Alfred Nobel, born on 21 October 1833 and passed away on 10 December 1896, was a Swedish chemist, inventor and ironically enough a pacifist. Nobel is more known for the most prestigious prize the Nobel Prize rather than for his inventions. Since 1901, the Nobel Prize has been honouring men and women from all corners of the globe for outstanding achievements in physics, chemistry, physiology or medicine, literature, and for work in peace. The foundations for the prize were laid in 1895 when Alfred Nobel wrote his last will, leaving much of his wealth to the establishment of the Nobel Prize.

However, what is least discussed whenever Alfred Nobel is subject of a discussion is his invention dynamite that completely changed the methods of wars. While it is true that his invention killed millions of people, it is also important to mention that Alfred Nobel himself was a pacifist and loathed wars.

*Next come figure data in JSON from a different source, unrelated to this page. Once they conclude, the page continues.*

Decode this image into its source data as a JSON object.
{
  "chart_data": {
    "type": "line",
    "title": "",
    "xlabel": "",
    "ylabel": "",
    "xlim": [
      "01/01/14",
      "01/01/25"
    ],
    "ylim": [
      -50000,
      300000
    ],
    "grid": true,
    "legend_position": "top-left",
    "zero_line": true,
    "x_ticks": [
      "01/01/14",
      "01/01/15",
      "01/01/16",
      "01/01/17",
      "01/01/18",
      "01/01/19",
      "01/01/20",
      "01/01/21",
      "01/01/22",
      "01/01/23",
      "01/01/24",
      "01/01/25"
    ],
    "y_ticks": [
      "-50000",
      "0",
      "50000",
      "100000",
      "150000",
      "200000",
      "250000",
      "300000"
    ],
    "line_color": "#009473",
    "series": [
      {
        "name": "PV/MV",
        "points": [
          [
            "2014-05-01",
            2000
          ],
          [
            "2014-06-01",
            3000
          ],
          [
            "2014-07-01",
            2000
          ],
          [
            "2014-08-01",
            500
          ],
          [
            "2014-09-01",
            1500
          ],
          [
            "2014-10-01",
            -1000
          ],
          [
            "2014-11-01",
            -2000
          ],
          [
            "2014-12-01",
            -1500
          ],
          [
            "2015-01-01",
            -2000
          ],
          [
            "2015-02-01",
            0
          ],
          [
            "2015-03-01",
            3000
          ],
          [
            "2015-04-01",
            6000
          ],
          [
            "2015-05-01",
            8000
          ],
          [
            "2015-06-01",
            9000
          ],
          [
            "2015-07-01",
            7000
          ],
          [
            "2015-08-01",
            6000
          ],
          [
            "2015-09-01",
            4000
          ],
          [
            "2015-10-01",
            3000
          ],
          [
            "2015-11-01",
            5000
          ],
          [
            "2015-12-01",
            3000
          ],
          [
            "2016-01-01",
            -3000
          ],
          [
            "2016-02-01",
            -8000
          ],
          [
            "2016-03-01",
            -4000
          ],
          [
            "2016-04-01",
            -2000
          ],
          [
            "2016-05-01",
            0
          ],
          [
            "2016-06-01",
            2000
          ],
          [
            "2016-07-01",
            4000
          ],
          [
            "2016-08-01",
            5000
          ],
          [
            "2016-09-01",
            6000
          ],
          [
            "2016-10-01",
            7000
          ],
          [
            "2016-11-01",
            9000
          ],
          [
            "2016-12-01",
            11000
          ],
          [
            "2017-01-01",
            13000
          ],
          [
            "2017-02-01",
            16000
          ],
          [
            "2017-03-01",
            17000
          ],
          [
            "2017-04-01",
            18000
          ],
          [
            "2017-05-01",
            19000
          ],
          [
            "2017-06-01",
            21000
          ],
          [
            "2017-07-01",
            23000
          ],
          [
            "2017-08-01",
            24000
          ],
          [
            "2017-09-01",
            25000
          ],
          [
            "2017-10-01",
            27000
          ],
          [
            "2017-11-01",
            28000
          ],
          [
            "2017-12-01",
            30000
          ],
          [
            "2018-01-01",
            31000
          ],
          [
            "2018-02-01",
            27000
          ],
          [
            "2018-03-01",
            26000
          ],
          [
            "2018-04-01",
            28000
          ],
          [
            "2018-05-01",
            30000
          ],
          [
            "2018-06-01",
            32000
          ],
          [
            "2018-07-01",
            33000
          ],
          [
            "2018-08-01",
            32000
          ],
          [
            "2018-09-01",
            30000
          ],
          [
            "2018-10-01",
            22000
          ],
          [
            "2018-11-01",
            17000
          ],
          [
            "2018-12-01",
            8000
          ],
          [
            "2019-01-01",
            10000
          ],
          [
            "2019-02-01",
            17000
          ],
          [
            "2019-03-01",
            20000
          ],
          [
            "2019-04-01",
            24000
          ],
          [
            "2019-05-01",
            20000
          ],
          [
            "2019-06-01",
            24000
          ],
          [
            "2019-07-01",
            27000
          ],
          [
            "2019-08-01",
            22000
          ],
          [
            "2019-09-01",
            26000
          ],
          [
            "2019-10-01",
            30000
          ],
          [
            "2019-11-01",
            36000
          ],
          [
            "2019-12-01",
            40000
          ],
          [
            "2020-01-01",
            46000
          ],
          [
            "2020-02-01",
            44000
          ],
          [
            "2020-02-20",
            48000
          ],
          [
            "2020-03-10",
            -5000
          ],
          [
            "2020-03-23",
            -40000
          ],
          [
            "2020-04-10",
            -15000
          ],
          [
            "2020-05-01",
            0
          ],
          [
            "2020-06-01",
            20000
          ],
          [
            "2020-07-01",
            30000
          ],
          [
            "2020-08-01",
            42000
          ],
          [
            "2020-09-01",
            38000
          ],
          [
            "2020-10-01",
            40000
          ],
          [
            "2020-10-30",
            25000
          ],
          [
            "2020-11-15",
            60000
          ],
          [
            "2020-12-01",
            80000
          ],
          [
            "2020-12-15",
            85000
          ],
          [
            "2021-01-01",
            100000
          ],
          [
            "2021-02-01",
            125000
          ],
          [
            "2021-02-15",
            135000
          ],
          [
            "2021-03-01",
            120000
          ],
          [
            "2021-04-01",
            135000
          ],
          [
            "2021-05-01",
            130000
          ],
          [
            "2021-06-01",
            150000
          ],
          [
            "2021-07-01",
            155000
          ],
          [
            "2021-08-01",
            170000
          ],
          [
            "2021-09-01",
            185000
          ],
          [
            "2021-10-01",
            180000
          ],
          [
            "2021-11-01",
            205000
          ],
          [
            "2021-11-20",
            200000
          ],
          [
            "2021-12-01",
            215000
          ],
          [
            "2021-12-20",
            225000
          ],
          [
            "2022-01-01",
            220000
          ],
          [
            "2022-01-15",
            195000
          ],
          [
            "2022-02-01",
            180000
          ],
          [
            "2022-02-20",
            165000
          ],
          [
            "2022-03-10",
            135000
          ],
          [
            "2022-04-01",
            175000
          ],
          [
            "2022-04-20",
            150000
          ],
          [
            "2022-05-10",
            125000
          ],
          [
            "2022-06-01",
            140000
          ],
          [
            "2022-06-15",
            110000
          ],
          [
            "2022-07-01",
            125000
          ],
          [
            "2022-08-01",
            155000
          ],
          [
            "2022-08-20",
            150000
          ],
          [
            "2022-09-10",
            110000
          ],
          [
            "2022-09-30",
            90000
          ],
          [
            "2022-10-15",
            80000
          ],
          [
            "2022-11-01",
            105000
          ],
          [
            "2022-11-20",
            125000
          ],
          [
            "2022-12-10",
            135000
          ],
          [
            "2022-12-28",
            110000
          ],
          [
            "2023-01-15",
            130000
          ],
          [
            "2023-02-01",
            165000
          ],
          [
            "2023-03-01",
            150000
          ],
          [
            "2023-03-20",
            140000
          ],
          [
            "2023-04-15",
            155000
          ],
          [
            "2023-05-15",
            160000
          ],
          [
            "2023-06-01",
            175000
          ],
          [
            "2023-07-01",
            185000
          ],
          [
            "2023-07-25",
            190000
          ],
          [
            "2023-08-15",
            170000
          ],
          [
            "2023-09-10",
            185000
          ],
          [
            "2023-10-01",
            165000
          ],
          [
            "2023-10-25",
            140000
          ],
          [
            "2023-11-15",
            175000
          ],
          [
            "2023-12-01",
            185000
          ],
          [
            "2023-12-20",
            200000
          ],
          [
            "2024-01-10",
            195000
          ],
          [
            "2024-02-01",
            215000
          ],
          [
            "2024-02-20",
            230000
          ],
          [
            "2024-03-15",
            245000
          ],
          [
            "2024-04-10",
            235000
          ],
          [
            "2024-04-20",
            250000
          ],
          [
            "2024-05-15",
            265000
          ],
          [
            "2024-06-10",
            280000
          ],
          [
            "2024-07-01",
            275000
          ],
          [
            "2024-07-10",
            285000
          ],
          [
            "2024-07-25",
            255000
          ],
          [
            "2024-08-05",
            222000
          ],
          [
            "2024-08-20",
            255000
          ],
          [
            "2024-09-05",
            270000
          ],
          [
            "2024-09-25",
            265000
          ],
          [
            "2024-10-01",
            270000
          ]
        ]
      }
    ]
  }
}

Once he knew of the devastating effects of dynamite in battles, he tried to improve his legacy. One year before he died in 1896, Nobel signed his last will, which set aside the majority of his vast estate to establish the five Nobel Prizes, including one awarded for the pursuit of peace. However, the Nobel Prizes for Peace and Literature sometimes become controversial because of the recipients.